The Per-Partition File-Boundary Discipline
The writer's contract: each data file has rows from exactly one partition tuple. Implementing this requires partitioning the incoming RecordBatch by the partition spec before handing slices to the Module 1 Parquet writer.
use std::collections::HashMap;
use arrow::array::RecordBatch;
/// Partition a record batch by the table's partition spec, returning
/// one sub-batch per partition tuple. Each sub-batch can then be
/// written to a separate Parquet file (or appended to the partition's
/// in-progress file).
pub fn split_by_partition(
batch: &RecordBatch,
spec: &PartitionSpec,
) -> Vec<(PartitionTuple, RecordBatch)> {
// 1. For each row, compute its partition tuple by applying every
// transform in the spec to the row's source column values.
let row_partitions: Vec<PartitionTuple> = (0..batch.num_rows())

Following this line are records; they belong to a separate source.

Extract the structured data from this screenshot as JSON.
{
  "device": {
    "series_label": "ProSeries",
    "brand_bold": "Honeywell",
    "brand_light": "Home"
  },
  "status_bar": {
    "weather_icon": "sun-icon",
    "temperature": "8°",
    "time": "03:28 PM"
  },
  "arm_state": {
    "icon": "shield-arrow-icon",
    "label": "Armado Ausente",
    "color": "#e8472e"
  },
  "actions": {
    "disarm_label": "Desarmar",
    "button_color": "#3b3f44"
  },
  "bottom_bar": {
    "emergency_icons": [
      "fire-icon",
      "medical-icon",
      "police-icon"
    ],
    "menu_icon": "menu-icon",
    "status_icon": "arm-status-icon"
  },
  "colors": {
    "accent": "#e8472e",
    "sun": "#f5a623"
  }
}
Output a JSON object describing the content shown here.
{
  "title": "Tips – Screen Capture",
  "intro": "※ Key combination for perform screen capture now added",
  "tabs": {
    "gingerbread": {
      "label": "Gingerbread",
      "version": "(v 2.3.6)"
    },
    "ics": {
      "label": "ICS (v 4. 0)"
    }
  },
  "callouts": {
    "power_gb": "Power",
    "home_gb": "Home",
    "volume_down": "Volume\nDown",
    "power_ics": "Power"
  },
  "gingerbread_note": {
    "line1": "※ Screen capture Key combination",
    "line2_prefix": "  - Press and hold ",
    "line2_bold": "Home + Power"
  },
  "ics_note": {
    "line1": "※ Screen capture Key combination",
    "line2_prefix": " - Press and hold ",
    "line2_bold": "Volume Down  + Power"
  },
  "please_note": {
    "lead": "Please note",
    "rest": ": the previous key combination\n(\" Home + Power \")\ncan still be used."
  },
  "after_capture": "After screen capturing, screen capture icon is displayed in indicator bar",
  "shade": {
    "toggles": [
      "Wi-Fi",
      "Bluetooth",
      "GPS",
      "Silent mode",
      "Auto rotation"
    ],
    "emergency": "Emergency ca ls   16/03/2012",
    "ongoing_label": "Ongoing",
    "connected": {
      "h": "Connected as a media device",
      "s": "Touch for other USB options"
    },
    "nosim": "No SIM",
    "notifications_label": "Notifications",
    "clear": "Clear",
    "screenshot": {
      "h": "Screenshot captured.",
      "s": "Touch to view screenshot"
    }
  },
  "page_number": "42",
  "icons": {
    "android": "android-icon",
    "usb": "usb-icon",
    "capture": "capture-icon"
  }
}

.map(|row| compute_partition_tuple(batch, row, spec))
.collect();
// 2. Group row indices by partition tuple.
let mut groups: HashMap<PartitionTuple, Vec<usize>> = HashMap::new();
for (row, pt) in row_partitions.iter().enumerate() {
groups.entry(pt.clone()).or_default().push(row);
}
// 3. Produce a sub-batch per partition by gathering the rows.
// Arrow's `compute::take` does the per-column index gather in a
// single allocation per column.
groups
.into_iter()
.map(|(pt, rows)| {
let indices = arrow::array::UInt32Array::from(
rows.iter().map(|&r| r as u32).collect::<Vec<u32>>()
);
let sub_columns: Vec<_> = batch
.columns()
.iter()
.map(|c| arrow::compute::take(c, &indices, None).unwrap())
.collect();
let sub_batch = RecordBatch::try_new(batch.schema(), sub_columns).unwrap();
(pt, sub_batch)
})
.collect()
}
The cost of partition splitting is one take per column per partition — O(rows × columns × partitions). For a record batch of 8192 rows × 40 columns × an average of 3-5 distinct partition tuples per batch, this is fast (microseconds). The constant-factor cost is real but tractable. Production code that produces many partition tuples per batch — for instance, a backfill that spans many days — benefits from batching the incoming data into per-partition buffers and flushing partition-by-partition; the M01 writer already supports this via per-partition ArrayBuilder state.
Key Takeaways
- Partitioning is metadata, not necessarily directory structure. The partition spec is part of the table's snapshot; the partition value is recorded per data file in the manifest entry. Read planning compares predicates against the per-file partition value to prune.
- Identity partitioning works for low-cardinality columns (
mission_id,sensor_kind). Transformed partitioning (day(ts),bucket(16, payload_id),truncate(8, name)) makes high-cardinality columns tractable by collapsing many values into fewer partitions. - Hidden partitioning is the Iceberg-vs-Hive distinction worth knowing: the query writes the natural predicate on the source column; the planner derives the partition predicate from the spec. Queries are decoupled from the storage layout; partition strategy changes are safe.
- The small-file problem is the dominant failure mode of over-partitioning. Operational thresholds: target file size 64–512 MB, target partition size 1–100 GB, target partition count in the tens of thousands. Outside these, expect to fight maintenance overhead.
- The partition spec is determined by the workload. Pick columns with high query coverage × high selectivity. The Artemis SDA spec is
partition by (mission_id, day(sample_timestamp_ns))— two columns, ~40,000 partitions, ~500 MB per partition. Secondary dimensions (payload_id,sensor_kind) get handled by clustering, not partitioning.